Das ist es doch ontisch gesehen auch MIT anthropogen-vernünftiger Begründung so. - Dass es dann wissenschaftlich "Wissen" heißt, juckt doch ontisch nicht. --- Konkret:
Du begründest anthropogen-vernünftig, dass Jesus sich in Sachen Naherwartung irrte (das kann Dir gelingen) - somit "weisst" Du es. ---- Es kann aber ontisch falsch sein = Jesus kann sich vor 2000 Jahren NICHT geirrt haben (was ebenfalls gut begründet werden kann, allerdings nicht anthropogen-vernünftig). - Du "weisst" also etwas, was aber falsch ist, weil es anders stattgefunden hat. - Frage: Was nützt es, wenn Du "weisst", dass Jesus sich irrte, er sich aber in Wirklichkeit NICHT irrte?
Du musst also glauben, dass Dein anthropogen-vernünftiges Ergebnis korrekt ist in Bezug, was wirklich der Fall ist, weil es (wie in diesem Fall) auch anders sein könnte. - Voilà - damit sind wir genau an dem Punkt, an dem ich seit 1848 hin will. --- Jetzt kannst Du natürlich sagen, dass wissenschaftliches Wissen nur Modell-Wissen ist (o.ä) - für mich ist jedoch wichtig, dass selbst-ernannte Gralshüter der Wissenschaft in der Theologie für sich beanspruchen, dass ein wissenschaftliches Ergebnis notwendig das wahre ist, wenn es in Konkurrenz zu einem anderslautenden nicht-wissenschaftlichen Ergebnis ist. - Was aber, wie wir eben sahen, falsch sein kann. - Wir sind jetzt mitten in "meinem" Problem, was in Wirklichkeit das Problem der anderen ist.
Anton B. hat geschrieben: ↑So 10. Nov 2019, 21:28
Wenn Du die Existenz einer Wirklichkeit, was hinter allen Beobachtungen der Fall ist, aufzeigen, oder die Identität der Beobachtungen genau mit dem, was Du den Fall nennst, darstellen kannst, dann mal los!
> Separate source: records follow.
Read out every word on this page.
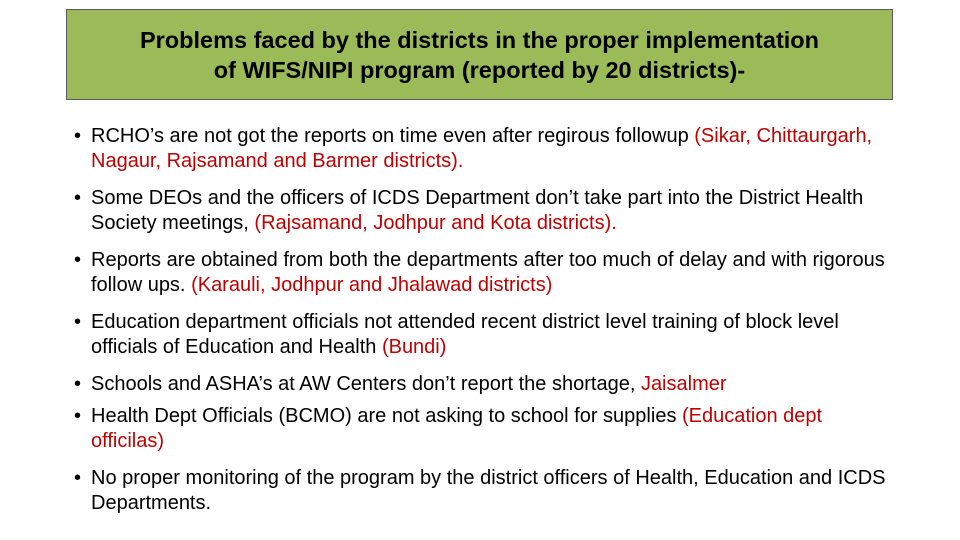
Problems faced by the districts in the proper implementation
of WIFS/NIPI program (reported by 20 districts)-
• RCHO’s are not got the reports on time even after regirous followup (Sikar, Chittaurgarh, Nagaur, Rajsamand and Barmer districts).
• Some DEOs and the officers of ICDS Department don’t take part into the District Health Society meetings, (Rajsamand, Jodhpur and Kota districts).
• Reports are obtained from both the departments after too much of delay and with rigorous follow ups. (Karauli, Jodhpur and Jhalawad districts)
• Education department officials not attended recent district level training of block level officials of Education and Health (Bundi)
• Schools and ASHA’s at AW Centers don’t report the shortage, Jaisalmer
• Health Dept Officials (BCMO) are not asking to school for supplies (Education dept officilas)
• No proper monitoring of the program by the district officers of Health, Education and ICDS Departments.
Dann können Deine Vorstllung, es ist der Fall abseits allem und vernünftige Begründung, also Wissen, vielleicht eher in eine Relation gebracht werden.
Mit "Beobachtung" meinst Du vermutlich "wissenschaftliche Beobachtung". --- Gut, nehmen wir wieder mal die Leibliche Auferstehung. - Sie ist nicht anthropogen-vernünftig, kann aber historisch der Fall gewesen sein. --- Die Bedingungen dazu wären beispielsweise, dass Jesus göttlich war, Materie eine Ableitung von Geist ist, die leibliche Existenz Jesu nach seinem irdischen Tod eine reine Offenbarungs-Größe der geistigen Existenz Jesu war, etc.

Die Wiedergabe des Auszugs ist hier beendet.